Biten kahvaltının ardından Hazar ağaya dönüp “İki dakikalık işim var yukarıda, hemen gelirim.”dedim. Hazar ağa “İyi o vakit. Ben de bir sabah kahvaltısı içerim.”dediğinde, “Hayır, içme.”dedim. Bana tuhaf bakan gözlere, “Ne öyle bakıyorsunuz. Kaç yaşında adam yahu kalbi, tansiyonu yok mu? Gittiğimiz her yerde bir şeyler ikram edecekler zaten. İçme kahve.”dedim, Hazar ağaya bakarak ve yukarı odaya çıktım. Odadaki işlerimi hallettikten sonra “Hazırım.”dedim ve kapıda beni bekleyen Hazar ağanın yanına gittim. Barış ağabeyim son bir umut, “Dede ben de geleyim ha olur de he.”dedi. Hazar ağa ise bacaklarına bastonuyla vurup, “De git öte.”demekle yetinmişti. Kapıdan çıktığımız gibi bindiğimiz arabayla Mardin turumuz başlamış oldu.

 

 

Araba oldukça kalabalık olan bir yerde durduğunda inmiştik. “Burası neresi?”diye sorduğumda “Tellallar Çarşısı” dedi.

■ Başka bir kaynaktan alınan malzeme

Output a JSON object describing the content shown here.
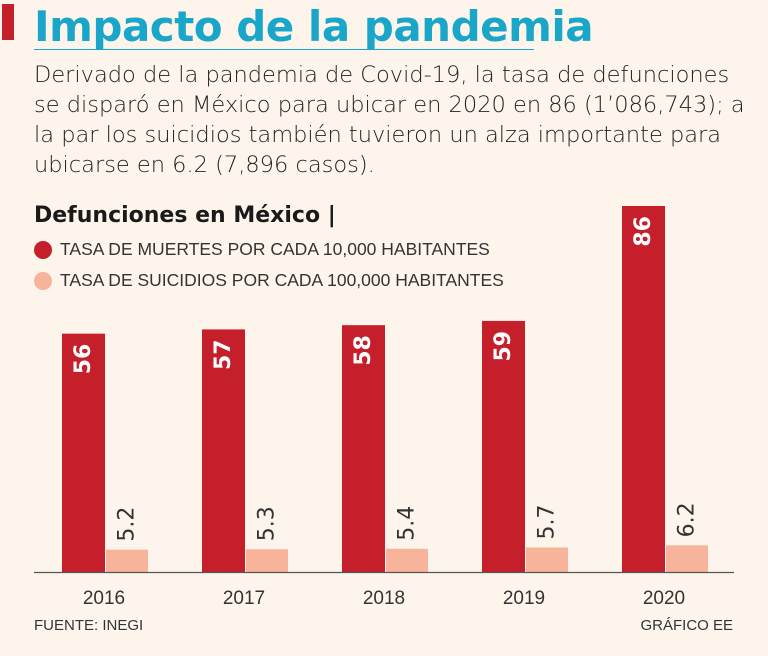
{
  "header": {
    "title": "Impacto de la pandemia",
    "intro": "Derivado de la pandemia de Covid-19, la tasa de defunciones se disparó en México para ubicar en 2020 en 86 (1’086,743); a la par los suicidios también tuvieron un alza importante para ubicarse en 6.2 (7,896 casos).",
    "accent_color": "#c41f2b",
    "title_color": "#1aa6c9"
  },
  "chart_data": {
    "type": "bar",
    "title": "Defunciones en México |",
    "categories": [
      "2016",
      "2017",
      "2018",
      "2019",
      "2020"
    ],
    "series": [
      {
        "name": "TASA DE MUERTES POR CADA 10,000 HABITANTES",
        "values": [
          56,
          57,
          58,
          59,
          86
        ],
        "labels": [
          "56",
          "57",
          "58",
          "59",
          "86"
        ],
        "color": "#c41f2b"
      },
      {
        "name": "TASA DE SUICIDIOS POR CADA 100,000 HABITANTES",
        "values": [
          5.2,
          5.3,
          5.4,
          5.7,
          6.2
        ],
        "labels": [
          "5.2",
          "5.3",
          "5.4",
          "5.7",
          "6.2"
        ],
        "color": "#f7b49a"
      }
    ],
    "ylim": [
      0,
      86
    ],
    "grid": false,
    "legend": "top-left"
  },
  "footer": {
    "source": "FUENTE: INEGI",
    "credit": "GRÁFICO EE"
  }
}
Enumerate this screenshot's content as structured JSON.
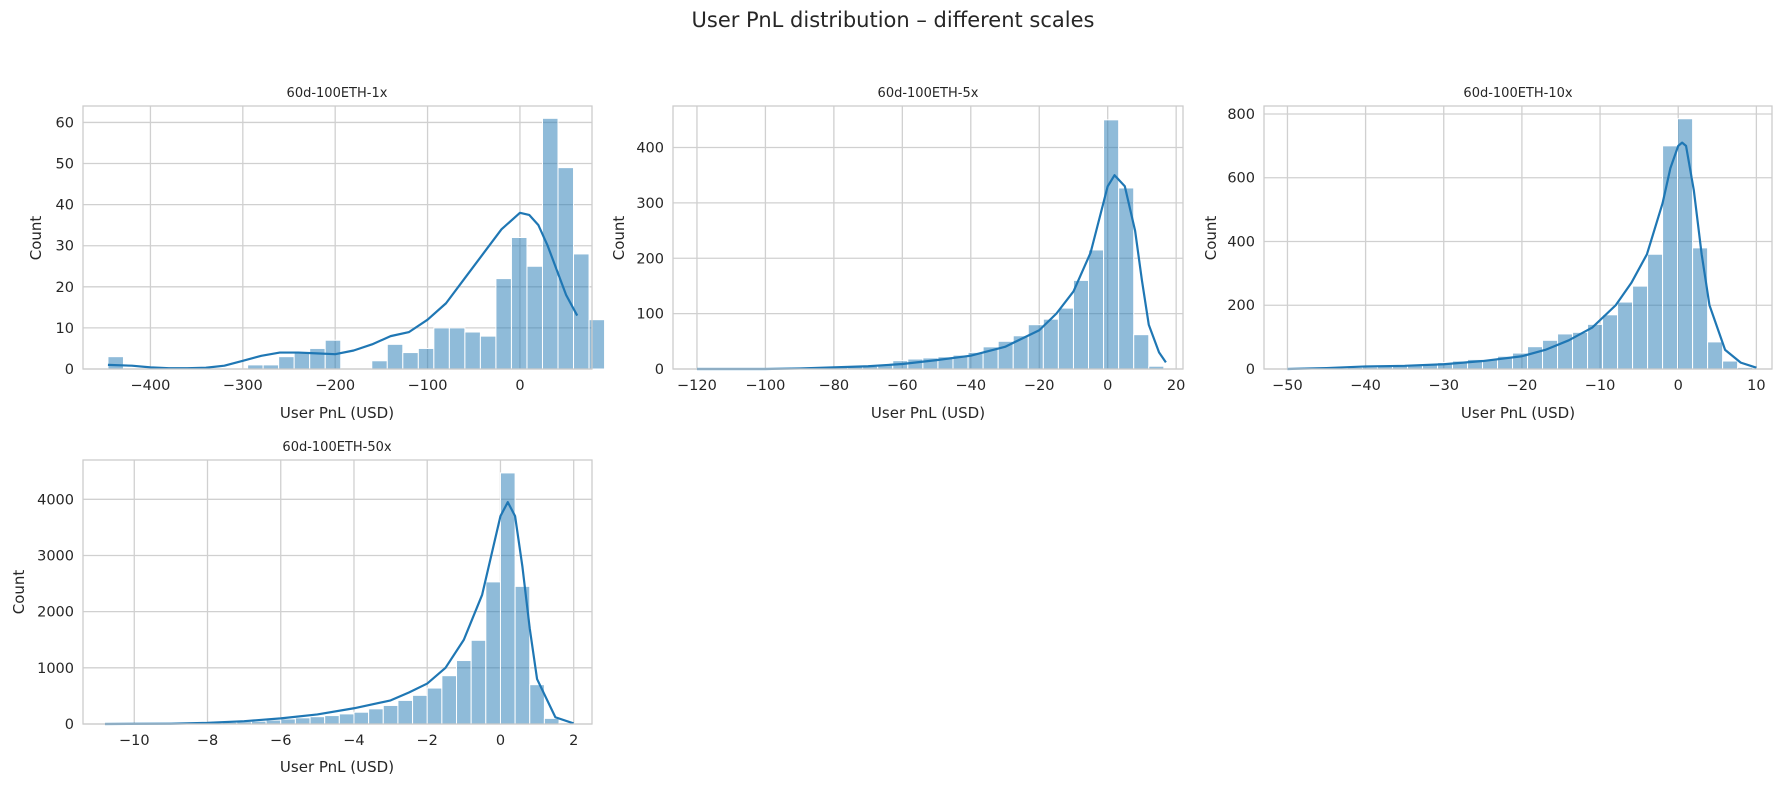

Çarşıdan içeri girdiğimizde, Herkes sırayla Hazar ağayla el sıkışıp, elini öpmek için canla başla uğraşıyordu. Hazar ağa ise bir yandan da çarşıdaki insanlara beni tanıtıyordu. Kendisine selam verenlerden sıra geldiğindeyse Mardin’i anlatıyordu. Bir yerde soluklanmak için oturduğumuzda, “Sana bir hikâye anlatayım mı?”dedi. Ben de Hazar ağaya, “Hikâyeleri severim.”dediğimde önümüze koyulan çayla beraber anlatmaya başlamıştı. “ Şahmeran’ın hikâyesini bilir misin?”dediğinde “Herkes kadar.”dedim ve daha sonra anlatmaya başladı. “ Rivayete göre Cemşab ya da bir diğer deyişe göre Tahmasp arkadaşlarıyla beraber bal çıkarmak için mağaraya girerler. Fakat arkadaşları aç gözlülük yapar ve daha fazla bal alması için Cemşab’ı orada bırakırlar. Arkadaşlarının ihanetine uğrayan Cemşab bal çıkarma sebebiyle mağarada kalır ve o sırada mağaranın derinlerine düşerek Şahmeran’la tanışır. Uzun uzun sohbet ederler ama bir gün sohbet bitince Cemşab sıkılır. Annesini özlediğini söyler. Şahmeran başta onaylamasa da daha sonra sevdiği adam için gitmesine izin verir ve ondan söz vermesini ister. ‘Benden kimseye bahsetme yerimi söyleme’ diye.” dedi. “Ama Şahmeran’a verdiği sözü de tutmuyor.”dedim. “Öyle.”dedi. “Cemşab verdiği sözü tutamamış. Kötü vezir padişahın hastalığını kullanarak Şahmeran’ın yerini Cemşab’a işkence çektirerek söyletmiş. Cemşab’ta Şahmeran da kötü vezirin kurbanı olmuş. Şahmeran o an öleceğini anlayıp zekice bir plan yapmış ve kötü vezirin ölmesini, kendisinin bildiği her şeyi de Cemşab’ın bilmesini sağlamış.” dedi. “Kadın orada da konuşturmuş zekâsını işte alçak veziri tahtalı köye boylattırmış.”dediğimde gülmüştü. “Söylentiye göre de Şahmeran’ın acısına dayanamayan Cemşab köy köy, dağ bayır dolanmış ve böylelikle Lokman Hekim rivayeti ortaya çıkmış.”dedi. “Peki sence bu efsane doğru mu?” diye sordum. “Bilemem evlat. Adı üstünde efsane, kim bilir.” dedi.

 

 

Oturduğumuz yerden kalktıktan sonra pek çok yeri dolaşmış ve Mardin’ le ilgili başka yerleri de anlatmıştı. Bugün anladığım kadarıyla Hazar ağa burada çok sevilen ve saygı duyulan biriydi. Uzun geçen bir günün ardından konağa gelmiştik. Hazar ağa konağa geldiği gibi odasına çekilirken ben de yapacak bir şey bulamamış, odaya geçmiştim. Cesur’la konuştuktan sonra uyku bastırmış ve kendimi yatağa atmıştım.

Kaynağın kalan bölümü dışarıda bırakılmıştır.